My breath catches in my throat. The plate of food I’d been so looking forward to devouring is now the last thing on my mind.

‘You want me to move in with you?’

‘Yes. But then you were talking about what a big step it was to have a key to my place and I froze. I didn’t know what to do. So I hid the last envelope and just went along with it.’

‘I feel like an idiot. I just assumed it was a key for, like, getting into the house more easily?’ I scratch my forehead uneasily, feeling stupid for jumping to the wrong conclusions. Things had been going so well between us, too. ‘I had no idea that’s what you had planned.’

Zach runs a hand through his dark, wild hair and gives me an awkward look.

‘I think that’s the problem,’ he says. ‘Will we ever want the same things?’

I lean back in my chair, suddenly exhausted.

‘I want you,’ I say simply.

‘Is that enough, though?’

‘I will never be the person with the five year plan, Zach. I don’t have the kind of agenda so many other people do. I can’t tell you where we will be in the future and I hate that that hurts you, but I just can’t make any promises right now. I love you. Surely that’s all we need to know.’

Zach breaks eye contact and looks down at his breakfast. I do the same.

‘I actually need to head off,’ he says.

‘But we haven’t finished breakfast,’ I point out, noticing how downcast he looks and feeling like I could cry.

‘Have some for me?’ he suggests with forced joviality as he gets up to leave.

Zucchini

Zach

All that’s left to do is unpack a box of books and fix a few paintings to the freshly painted walls. It’s been a long time in the making but I’m so close to feeling like my house is now a home. I thought I’d be elated walking around here now that the renovations are finally finished. And I do, in a sense. I’m proud of how it looks and for all of the hard work I’ve put in but there’s an Alice-shaped piece of the jigsaw missing in here. I’m so annoyed with myself for bringing up the moving in thing after yoga yesterday. She didn’t need to know that I was planning to ask her to live with me and I went and told her anyway. How many times do I need to remind myself that Alice likes to move at a slow pace?
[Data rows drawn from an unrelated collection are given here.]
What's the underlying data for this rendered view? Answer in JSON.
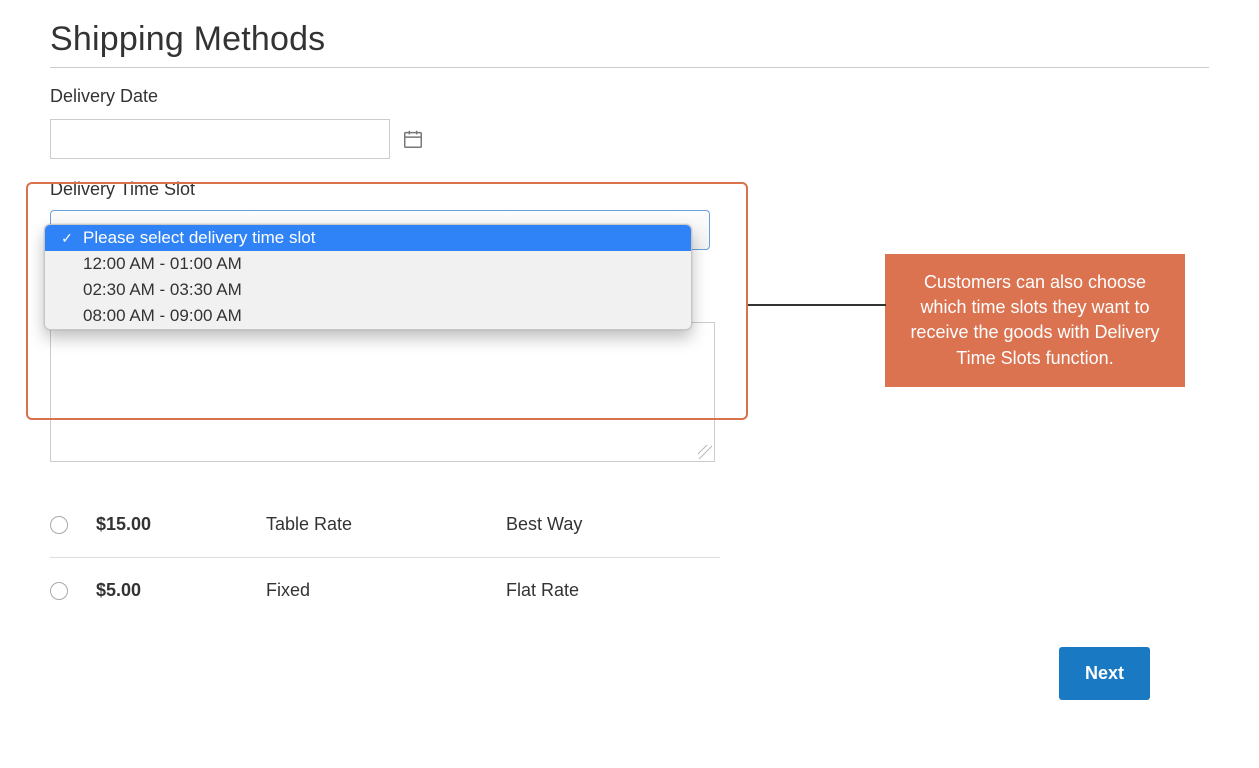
{
  "title": "Shipping Methods",
  "delivery_date": {
    "label": "Delivery Date",
    "value": ""
  },
  "time_slot": {
    "label": "Delivery Time Slot",
    "options": [
      "Please select delivery time slot",
      "12:00 AM - 01:00 AM",
      "02:30 AM - 03:30 AM",
      "08:00 AM - 09:00 AM"
    ],
    "selected_index": 0
  },
  "shipping_options": [
    {
      "price": "$15.00",
      "method": "Table Rate",
      "carrier": "Best Way"
    },
    {
      "price": "$5.00",
      "method": "Fixed",
      "carrier": "Flat Rate"
    }
  ],
  "next_label": "Next",
  "callout_text": "Customers can also choose which time slots they want to receive the goods with Delivery Time Slots function."
}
How many more times will I put my foot in it? I was so frustrated with myself that I had to get out of there.

The morning passes with all of the little jobs I’ve been putting off. Unloading the dishwasher. Sticking a load in the washing machine. Unpeeling masking tape from the skirting board in my living room. Finally, I’m ripping open the box of books and about to stack my bookshelf when the doorbell rings. I go to answer it, vaguely wondering whether it’s the toaster I ordered online arriving early. I’m pretty hungry so a slice of buttered toast wouldn’t go amiss.

A crisp, autumnal breeze blows in through the front door and I wrap my arms around myself as I stare outside to find no one there. The only thing on my doorstep is a familiar-looking plant. I kneel down to take a closer look.

‘Saskia?’ I say out loud, before glancing up and down the street. What will the neighbours think if they see me talking to a plant? It does look a lot like Alice’s favourite plant but it can’t be.

Can it?

Then Alice steps into my vision. She’s pulled a hat down over her long, wavy hair and the fluffy pompom on top wobbles as she moves onto my doorstep.

‘Were you hiding?’ I ask tentatively.